What are lists? Why do we use lists? Why is it important to check things off a list? If we finished the task is that not enough?
Lists are a notation tool that we use on a daily basis. The goal in this series of essays is to introduce the idea of a list as a tool that extends our brains
capacity to store, withdraw, and notate information. I will present scientific papers that study our brains on lists, examples of historically significant lists, anectodal
accounts of my list taking, and speculations on the future of lists and list makers. Stay tuned for more lists.
List word count: 12
In 1726, Benjamin Franklin created a system to develop his character. This essay is not a summary of those specific; where and how he defined them, rather the crux here is that he invented a method of notation to track his character development. This act of creating a list that acts as a prosthetic to his brain, to me coincides with the making of a prosthetic; and if you have followed along with the other essays some buttons should be lighting up. Image on the left is an example of such a chart used by Franklin to track his progress. The column has the days of the week and the rows the thirteen virtues. The Thirteen Virtues are: Temperance, Silence, Order, Resolution, Frugality, Industry, Sincerity, Justice, Moderation, Cleanliness, Tranquility, Chastity, Humility. Image on the right, while not directly having to do with the thirteen virtues is another list by Franklin that records his daily schedule. It is no surprise that a person that develops a system to track their progress of character would also employ a similar tactic to keep tabs on their day to day activities.

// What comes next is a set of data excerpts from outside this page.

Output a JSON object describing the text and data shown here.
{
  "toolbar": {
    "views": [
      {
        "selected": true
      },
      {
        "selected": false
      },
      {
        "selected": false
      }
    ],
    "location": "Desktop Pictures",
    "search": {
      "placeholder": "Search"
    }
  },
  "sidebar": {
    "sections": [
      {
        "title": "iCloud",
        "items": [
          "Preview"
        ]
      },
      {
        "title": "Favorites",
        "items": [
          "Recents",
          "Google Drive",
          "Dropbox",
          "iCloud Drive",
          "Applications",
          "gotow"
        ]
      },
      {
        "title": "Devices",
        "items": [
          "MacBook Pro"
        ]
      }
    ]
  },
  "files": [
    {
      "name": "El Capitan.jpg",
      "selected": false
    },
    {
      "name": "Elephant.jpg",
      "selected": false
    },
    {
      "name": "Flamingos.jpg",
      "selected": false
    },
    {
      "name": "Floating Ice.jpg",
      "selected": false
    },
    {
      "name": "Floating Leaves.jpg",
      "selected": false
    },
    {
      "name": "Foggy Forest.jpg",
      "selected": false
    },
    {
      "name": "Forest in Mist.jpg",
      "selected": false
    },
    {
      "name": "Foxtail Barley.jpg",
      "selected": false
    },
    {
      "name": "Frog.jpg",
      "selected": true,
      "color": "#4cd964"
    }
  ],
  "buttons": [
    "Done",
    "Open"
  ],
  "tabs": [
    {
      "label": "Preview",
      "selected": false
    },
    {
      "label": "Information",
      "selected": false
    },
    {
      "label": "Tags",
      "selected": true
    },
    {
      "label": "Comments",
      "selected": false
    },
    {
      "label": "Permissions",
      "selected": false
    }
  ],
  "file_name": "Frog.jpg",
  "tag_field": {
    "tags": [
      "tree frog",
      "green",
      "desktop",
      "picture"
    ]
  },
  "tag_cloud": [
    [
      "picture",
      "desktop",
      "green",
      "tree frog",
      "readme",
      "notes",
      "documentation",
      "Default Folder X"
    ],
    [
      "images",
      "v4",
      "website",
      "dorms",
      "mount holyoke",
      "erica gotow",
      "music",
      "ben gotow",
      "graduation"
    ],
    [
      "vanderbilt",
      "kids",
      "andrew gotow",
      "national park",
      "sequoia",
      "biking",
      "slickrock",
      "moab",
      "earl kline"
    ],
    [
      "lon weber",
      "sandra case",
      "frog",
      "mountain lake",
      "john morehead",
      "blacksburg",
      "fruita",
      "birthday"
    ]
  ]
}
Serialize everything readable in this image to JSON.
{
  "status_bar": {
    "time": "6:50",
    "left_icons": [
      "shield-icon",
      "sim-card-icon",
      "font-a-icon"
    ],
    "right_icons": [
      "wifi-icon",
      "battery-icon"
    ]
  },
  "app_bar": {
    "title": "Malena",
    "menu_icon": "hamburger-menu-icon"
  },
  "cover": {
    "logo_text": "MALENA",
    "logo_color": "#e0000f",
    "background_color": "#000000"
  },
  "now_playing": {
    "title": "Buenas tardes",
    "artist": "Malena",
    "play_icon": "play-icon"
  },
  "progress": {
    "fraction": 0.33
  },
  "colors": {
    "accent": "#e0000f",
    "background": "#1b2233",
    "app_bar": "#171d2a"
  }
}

Previously, I showed the example of an individual capacity and how that can affect the creation of a list. In this essay, we will see how the making of lists have spawned whole movements and become staples of society. The most famous of all three from a western world perspective are the ten commandments. The story goes that after Moses had freed the Israelites from slavery at the hands of the egyptian Pharao. God spoke to Moses and delivered the following message: Exodus Ch.20 Verse 1-3, "And God spake all these words, saying, I am the lord thy God, which have brought thee out of the land of Egypt, out of the house of bondage. Thou shall have no other gods before me". This is the introduction to the ten commandments. The Code of Hammurabi is the oldest written set of laws to have survived to this day, others might have existed but we do not know of them. This is where we get the famous "an eye for an eye". As a list, the code is the most extensive out of the three. The 95 Theses posted by Martin Luther, is the last one to discuss. This one is particularly interesting because it is the most recent and we can pinpoint the timeline and rise of a movement (The Reformation) from its inception. This series is about lists, and so it would not be fair to not go into the details of what makes these lists are on my list of important lists, to start with the ten commandments are not really only ten commandments, there are close to 100 , that God presented to Moses but we've narrowed it down to those ten. Ten is an interesting number, because we have 10 digits on our hands which we can use to count with. The western world is a base ten collective.